Sur l’écran radar, l’ennemi paraît indemne.
« Calme-toi, Adam, répond Jowe. Il est logique d’éteindre les réacteurs. Cela réserve de la puissance pour les boucliers, et le changement d’accélération complique le calcul de notre position. »
Huit secondes après son attaque, L’Espoir est la cible du faisceau de particules ionisées tiré par le patrouilleur. Sur le radar, la décharge ressemble à un jet de points lumineux qui unit les deux vaisseaux pendant une seconde.
Malgré le bouclier de leur champ de force, l’impact est parfait… et désastreux pour L’Espoir. Les planches de plasti-acier du vaisseau artisanal se fissurent d’un bout à l’autre, plusieurs renforts structurels volent en éclats, et les réservoirs d’hydrogène – fort heureusement presque vides – explosent, lançant de grandes flammes dans l’espace.
Pire, le champ de force cesse inexplicablement de fonctionner. Adam, affolé, pianote désespérément sur les contrôles du système, essayant de le réactiver. Sans succès…
« Un autre tir comme ça et le voyage est fini », déclare Jowe, d’une voix sereine.
Friga ne prononce pas un mot. Elle surveille le rechargement de ses armes. Si elle doit mourir, ce sera en se battant. À l’évidence, son stratagème n’a pas fonctionné… L’adversaire lancera son deuxième tir avant que L’Espoir puisse riposter. Et sans bouclier, il les détruira à coup sûr.
Le délai s’écoule : sept secondes, huit, neuf…
La femme et les deux hommes ferment les yeux…
Trois secondes plus tard, ils sont toujours vivants. Il semble que l’ennemi n’ait pas pu tirer… Sur l’écran radar, le vaisseau patrouilleur entame une manœuvre d’esquive. Il est entouré d’une myriade de points lumineux intermittents.
Friga lance son cri de guerre et fait feu de nouveau.
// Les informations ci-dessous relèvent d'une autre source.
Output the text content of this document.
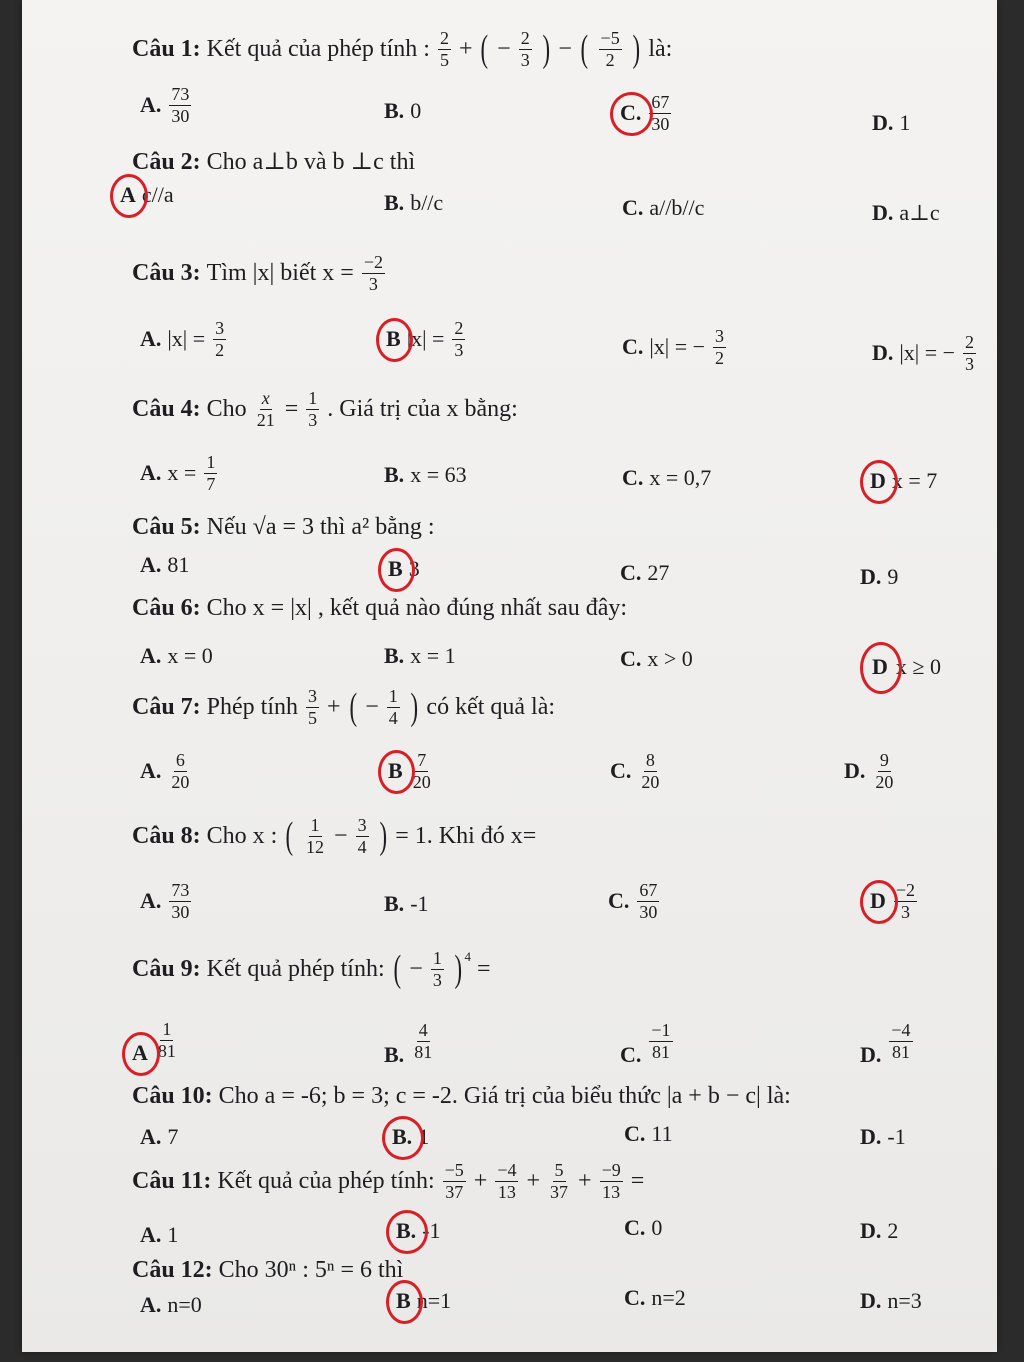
Câu 1: Kết quả của phép tính : $\frac{2}{5}$ + ( − $\frac{2}{3}$ ) − ( $\frac{-5}{2}$ ) là:
A. $\frac{73}{30}$	B. 0	C. $\frac{67}{30}$	D. 1
Câu 2: Cho a⊥b và b ⊥c thì
A c//a	B. b//c	C. a//b//c	D. a⊥c
Câu 3: Tìm |x| biết $x = \frac{-2}{3}$
A. $|x| = \frac{3}{2}$	B $|x| = \frac{2}{3}$	C. |x| = − $\frac{3}{2}$	D. |x| = − $\frac{2}{3}$
Câu 4: Cho $\frac{x}{21} = \frac{1}{3}$ . Giá trị của x bằng:
A. $x = \frac{1}{7}$	B. x = 63	C. x = 0,7	D x = 7
Câu 5: Nếu √a = 3 thì a² bằng :
A. 81	B 3	C. 27	D. 9
Câu 6: Cho x = |x| , kết quả nào đúng nhất sau đây:
A. x = 0	B. x = 1	C. x > 0	D x ≥ 0
Câu 7: Phép tính $\frac{3}{5}$ + ( − $\frac{1}{4}$ ) có kết quả là:
A. $\frac{6}{20}$	B $\frac{7}{20}$	C. $\frac{8}{20}$	D. $\frac{9}{20}$
Câu 8: Cho x : ( $\frac{1}{12} - \frac{3}{4}$ ) = 1. Khi đó x=
A. $\frac{73}{30}$	B. -1	C. $\frac{67}{30}$	D $\frac{-2}{3}$
Câu 9: Kết quả phép tính: ( − $\frac{1}{3} )^4$ =
A $\frac{1}{81}$	B. $\frac{4}{81}$	C. $\frac{-1}{81}$	D. $\frac{-4}{81}$
Câu 10: Cho a = -6; b = 3; c = -2. Giá trị của biểu thức |a + b − c| là:
A. 7	B. 1	C. 11	D. -1
Câu 11: Kết quả của phép tính: $\frac{-5}{37} + \frac{-4}{13} + \frac{5}{37} + \frac{-9}{13}$ =
A. 1	B. -1	C. 0	D. 2
Câu 12: Cho 30ⁿ : 5ⁿ = 6 thì
A. n=0	B n=1	C. n=2	D. n=3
« Je le savais ! rugit-elle en riant. Si je parvenais à endommager l’isolateur de leur canon à particules, leur premier tir serait le dernier ! Prends-toi ça dans les dents, Sécurité Planétaire de mes deux ! »
Les deux hommes comprennent alors ce qui est arrivé à leur poursuivant. Les points lumineux sont les « balles » de son propre canon : les particules chargées. À cause du court-circuit provoqué dans l’arme par le tir de Friga, elles n’ont pas pu être projetées au loin. Et, attirées par l’électricité statique de la coque du patrouilleur, elles s’agglutinent autour de celle-ci sans que le champ de force leur permette d’y adhérer.
Le second tir des masers de L’Espoir n’a pas d’effet visible. Mais l’ennemi bat prudemment en retraite.
Il n’y a pas d’autre patrouilleur sur le radar. Sans autre poursuivant, Friga décide de ne pas reconnecter les réacteurs. Le vaisseau suit sa trajectoire inertielle dans le Tunnel de fuite.
Les trois aspirants au voyage hyper-spatial, voyant se profiler l’infini et l’éternité devant eux, se détachent de leurs sièges en riant et jouent en apesanteur comme des gamins. Ils répareront plus tard les dégâts provoqués par l’attaque du patrouilleur. Pour l’heure, il faut relâcher la pression. Oublier, au moins pour quelques instants, qu’en comparaison de ce qui les attend, tout ce qu’ils viennent de réaliser n’était qu’un jeu d’enfant.